Cursor Pagination vs Offset
Offset pagination (?offset=10000&limit=20) degrades on large tables because the database must scan and discard 10,000 rows before returning the next page. **Cursor pagination** encodes the last seen sort key into an opaque token and queries with an indexed predicate like WHERE id > :cursor LIMIT 20 — constant-time regardless of page depth. Trade-off: cursors cannot jump to an arbitrary page number (page 47 of search results).

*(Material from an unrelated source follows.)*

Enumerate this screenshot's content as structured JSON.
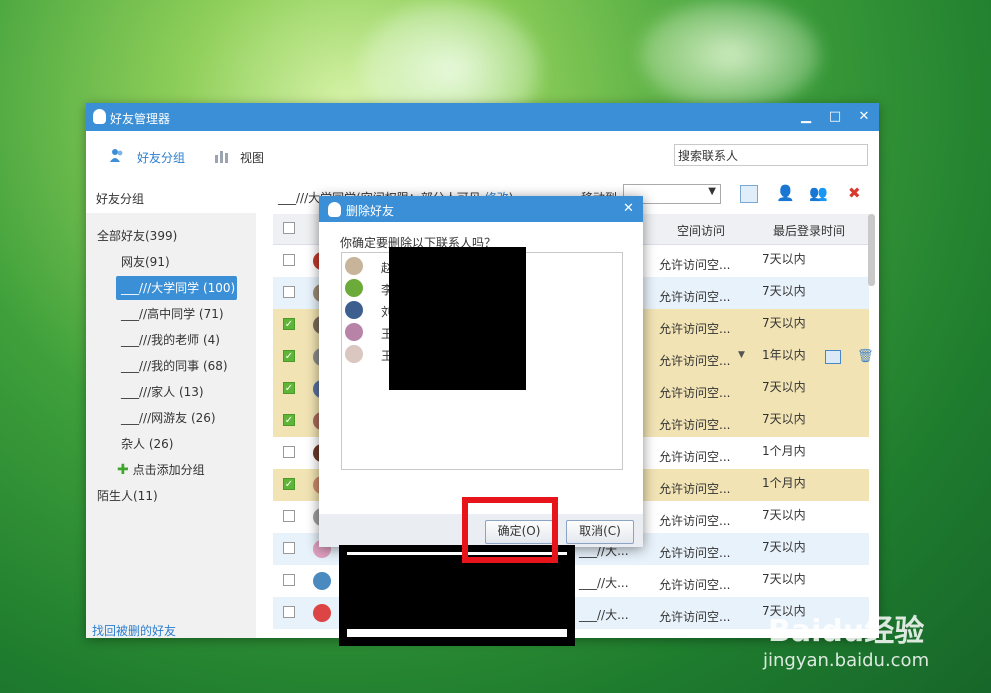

# Offset (slow at depth) GET /posts?offset=10000&limit=20 # Cursor (stable cost) GET /posts?cursor=eyJpZCI6MTIzfQ&limit=20 → SELECT * FROM posts WHERE id > 123 ORDER BY id LIMIT 20
Idempotency Keys
Network retries make duplicate POST requests inevitable. Clients send a unique Idempotency-Key header; the API gateway or service stores the key-to-response mapping in Redis for 24 hours. A retry with the same key returns the cached response instead of creating a second payment or order. Critical for payment and booking APIs where exactly-once semantics matter at the business layer.
API Versioning: URL vs Header
- URL path (/v2/users): Explicit, easy to route at the reverse proxy layer, visible in access logs. Most common in public REST APIs.
- Header (Accept: application/vnd.myapp.v2+json): Keeps URLs stable; useful when the resource path stays the same but the response shape evolves. Harder to debug from logs alone.
Either approach works — state your choice and note that the reverse proxy can route /v1/* to legacy pods and /v2/* to new deployments, letting you run both versions side-by-side during migration (see **Proxy & Reverse Proxy Patterns**).
For structured error envelopes, webhook delivery, batch APIs with partial success, and long-running job contracts, see API Contract & Integration Design — this section focuses on wire protocol and pagination mechanics at the transport layer.